Halil İbrahim İleli'nin yazısı
Trabzon’un derdiyle dertlenen, köylünün, üreticinin, esnafın sesi olan bir isim var: Yavuz Aydın.
Son aylarda Karadeniz’i kasıp kavuran kahverengi kokarca belasına karşı en gür sesi o yükseltti.
Çünkü o, meseleyi “tarımda bir zararlı böcek” olarak değil, “vatandaşın sofrasındaki ekmeğe musallat olmuş bir bela” olarak gördü.
Köylü tarlasındaki fındığı, mısırı, sebzeyi korumak için çırpınırken, birileri meseleyi görmezden geldi.
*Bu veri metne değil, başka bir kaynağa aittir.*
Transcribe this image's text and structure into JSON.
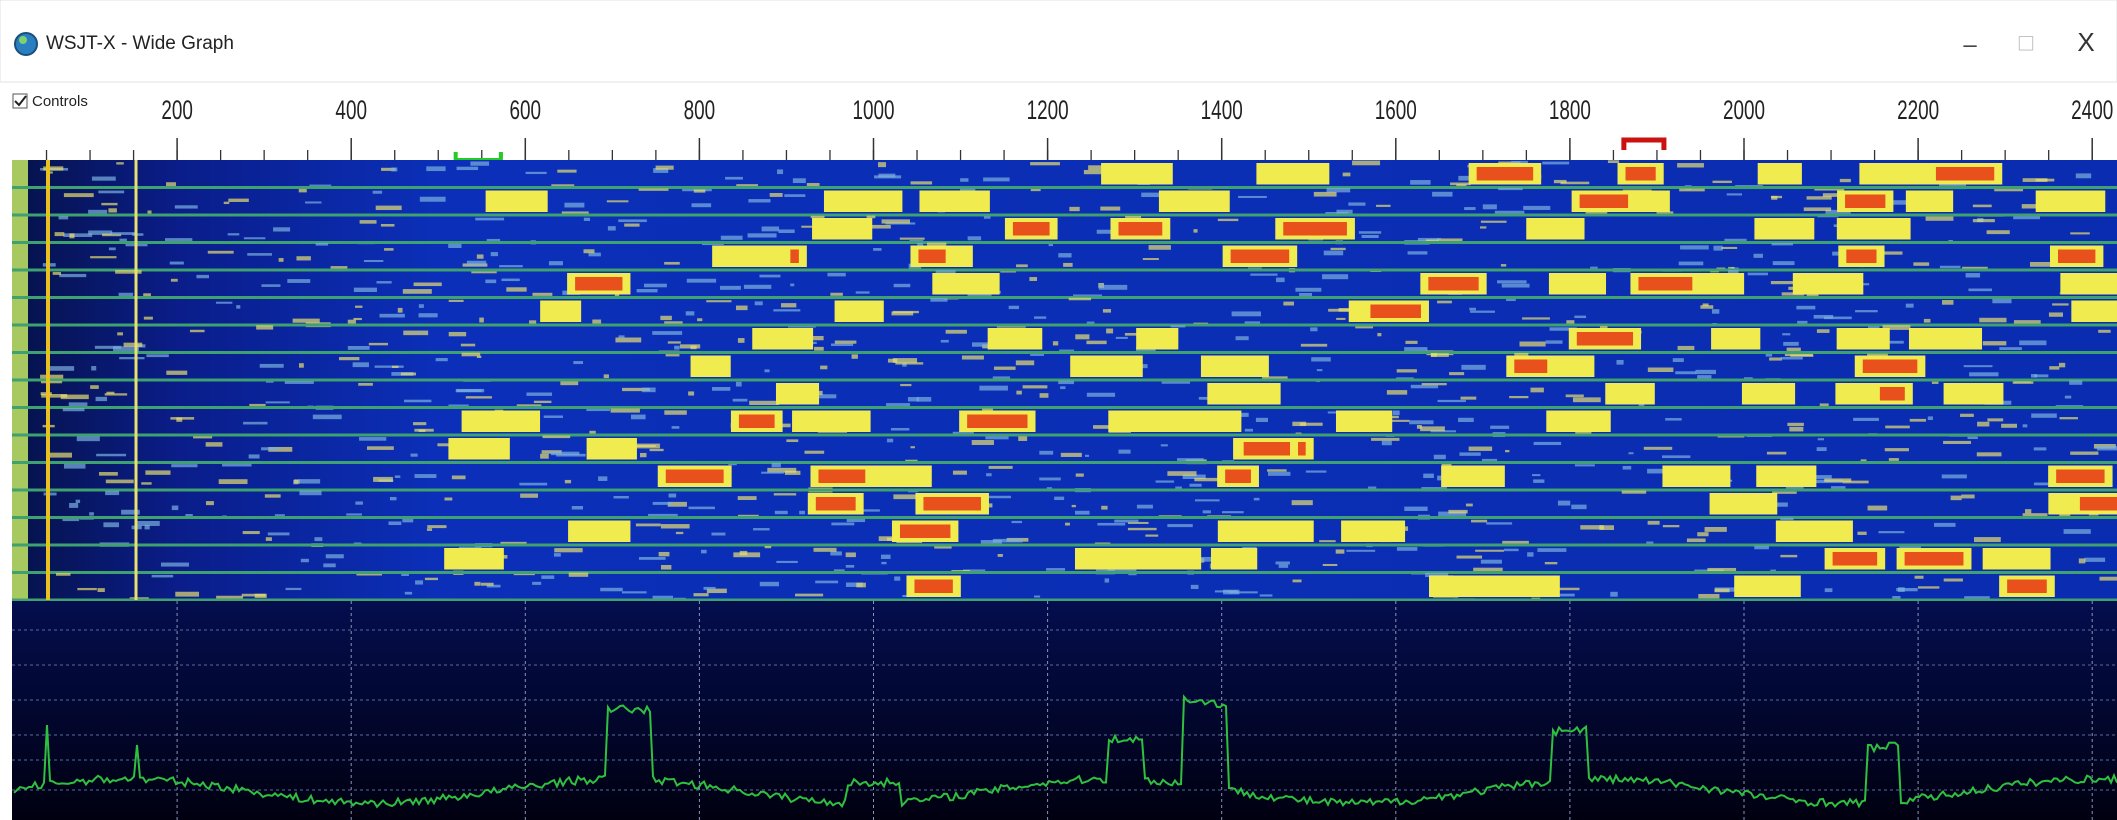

Ama Yavuz Aydın öyle yapmadı. Meclis’te kürsüye çıktı, ekranlara konuştu, kurumların kapısını çaldı.
“Bu sessizlik fındık üreticisinin felaketine dönüşmeden harekete geçin!” dedi.
Halkın diliyle, halkın derdiyle konuştu.
Sadece konuşmakla da kalmadı; çözümün peşine düştü.
Ziraat mühendisleriyle, üretici birlikleriyle, köy köy gezip vatandaşla görüştü.
Ne yaptıysa “Trabzon’un derdine derman olayım” diye yaptı.
Bugün Karadeniz’in dört bir yanında “Allah razı olsun, bizim sesimiz oldu” diyen üreticiler varsa, bu Yavuz Aydın’ın samimi çabasının sonucudur.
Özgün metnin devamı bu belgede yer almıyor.